Well, well. If it isn't the good old blogging format. Although I've wanted to write, something has been keeping me from it. Perhaps it's my insane schedule or the repeated disappointments in my life but I think it's high time that I return here to "journal" (gads I hate that term) my life now. Or blog it. I think blop might be a better term. Welcome to my blop where I plop my random thoughts, dreams, and disappointments for the world to view. Blop.
Today is sort of the day which broke the camel's back. Over the past year I've applied for two jobs in which I was interested, interviewed and was denied; we put the house on the market twice (fingers crossed for a sale!), and most recently (today) our three year old son is in the process of being diagnosed for some sort of developmental disorder like autism spectrum. Oh the joy! High balls all around! Or a glass of Fat Bastard on the deck if you are me today. Mental health day = drink on the deck in the unseasonably warm day. Cheers! Oh, and my developmentally delayed dog appears to be trying to "git" the reflection off my laptop on the side of the house.
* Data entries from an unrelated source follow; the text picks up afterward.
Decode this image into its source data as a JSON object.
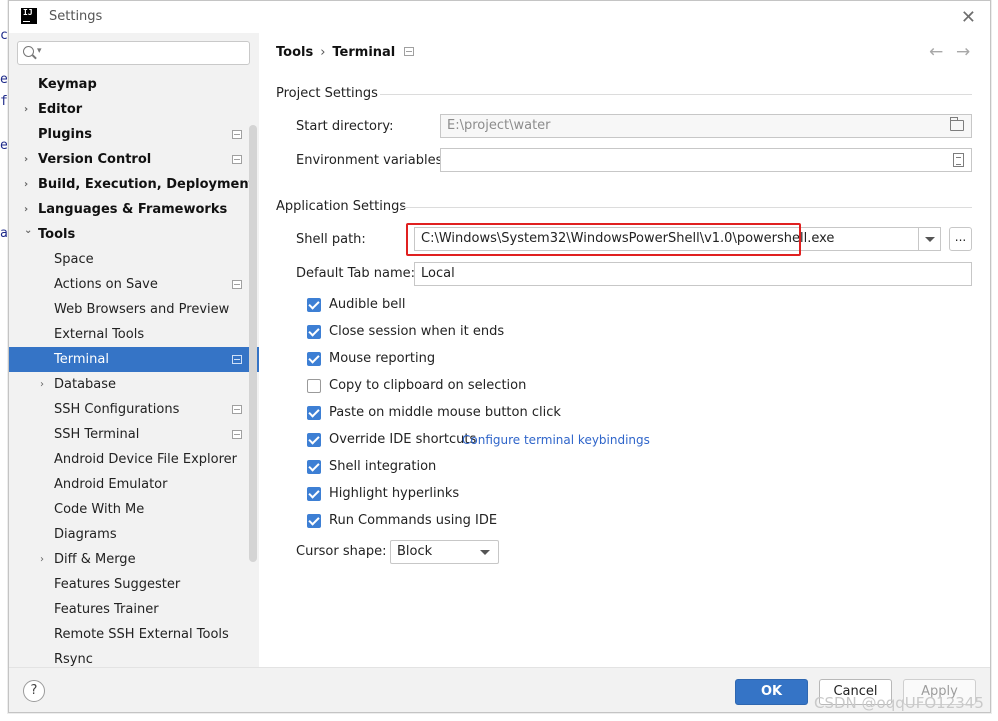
{
  "window": {
    "title": "Settings",
    "app_icon": "IJ"
  },
  "sidebar": {
    "search_placeholder": "",
    "items": [
      {
        "label": "Keymap",
        "level": 0,
        "chevron": "",
        "project": false
      },
      {
        "label": "Editor",
        "level": 0,
        "chevron": "›",
        "project": false
      },
      {
        "label": "Plugins",
        "level": 0,
        "chevron": "",
        "project": true
      },
      {
        "label": "Version Control",
        "level": 0,
        "chevron": "›",
        "project": true
      },
      {
        "label": "Build, Execution, Deployment",
        "level": 0,
        "chevron": "›",
        "project": false
      },
      {
        "label": "Languages & Frameworks",
        "level": 0,
        "chevron": "›",
        "project": false
      },
      {
        "label": "Tools",
        "level": 0,
        "chevron": "⌄",
        "project": false
      },
      {
        "label": "Space",
        "level": 1,
        "chevron": "",
        "project": false
      },
      {
        "label": "Actions on Save",
        "level": 1,
        "chevron": "",
        "project": true
      },
      {
        "label": "Web Browsers and Preview",
        "level": 1,
        "chevron": "",
        "project": false
      },
      {
        "label": "External Tools",
        "level": 1,
        "chevron": "",
        "project": false
      },
      {
        "label": "Terminal",
        "level": 1,
        "chevron": "",
        "project": true,
        "selected": true
      },
      {
        "label": "Database",
        "level": 1,
        "chevron": "›",
        "project": false
      },
      {
        "label": "SSH Configurations",
        "level": 1,
        "chevron": "",
        "project": true
      },
      {
        "label": "SSH Terminal",
        "level": 1,
        "chevron": "",
        "project": true
      },
      {
        "label": "Android Device File Explorer",
        "level": 1,
        "chevron": "",
        "project": false
      },
      {
        "label": "Android Emulator",
        "level": 1,
        "chevron": "",
        "project": false
      },
      {
        "label": "Code With Me",
        "level": 1,
        "chevron": "",
        "project": false
      },
      {
        "label": "Diagrams",
        "level": 1,
        "chevron": "",
        "project": false
      },
      {
        "label": "Diff & Merge",
        "level": 1,
        "chevron": "›",
        "project": false
      },
      {
        "label": "Features Suggester",
        "level": 1,
        "chevron": "",
        "project": false
      },
      {
        "label": "Features Trainer",
        "level": 1,
        "chevron": "",
        "project": false
      },
      {
        "label": "Remote SSH External Tools",
        "level": 1,
        "chevron": "",
        "project": false
      },
      {
        "label": "Rsync",
        "level": 1,
        "chevron": "",
        "project": false
      }
    ]
  },
  "breadcrumb": {
    "parent": "Tools",
    "separator": "›",
    "current": "Terminal"
  },
  "nav": {
    "back": "←",
    "forward": "→"
  },
  "project_settings": {
    "title": "Project Settings",
    "start_directory_label": "Start directory:",
    "start_directory_value": "E:\\project\\water",
    "env_vars_label": "Environment variables:",
    "env_vars_value": ""
  },
  "application_settings": {
    "title": "Application Settings",
    "shell_path_label": "Shell path:",
    "shell_path_value": "C:\\Windows\\System32\\WindowsPowerShell\\v1.0\\powershell.exe",
    "browse_label": "...",
    "default_tab_label": "Default Tab name:",
    "default_tab_value": "Local",
    "checkboxes": [
      {
        "label": "Audible bell",
        "checked": true
      },
      {
        "label": "Close session when it ends",
        "checked": true
      },
      {
        "label": "Mouse reporting",
        "checked": true
      },
      {
        "label": "Copy to clipboard on selection",
        "checked": false
      },
      {
        "label": "Paste on middle mouse button click",
        "checked": true
      },
      {
        "label": "Override IDE shortcuts",
        "checked": true
      },
      {
        "label": "Shell integration",
        "checked": true
      },
      {
        "label": "Highlight hyperlinks",
        "checked": true
      },
      {
        "label": "Run Commands using IDE",
        "checked": true
      }
    ],
    "configure_link": "Configure terminal keybindings",
    "cursor_shape_label": "Cursor shape:",
    "cursor_shape_value": "Block"
  },
  "footer": {
    "help": "?",
    "ok": "OK",
    "cancel": "Cancel",
    "apply": "Apply"
  },
  "watermark": "CSDN @oqqUFO12345",
  "colors": {
    "accent": "#3574c6",
    "highlight_box": "#e02020",
    "link": "#2f65ca",
    "checkbox": "#3d7fd4"
  }
}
Real American genius, that one.
On the brighter side, did I mention that I am drinking on the deck in the sun. Oh hell yes. And listening to the U2 station on Pandora. Crying at work can lead to prompt acceptance of a vacation request for the afternoon. Thank you, understanding bossman! For the rest of the day I think I will work on some reading, writing, and imbibing. Or I'll just stare out into space. Either works. And then I will plan.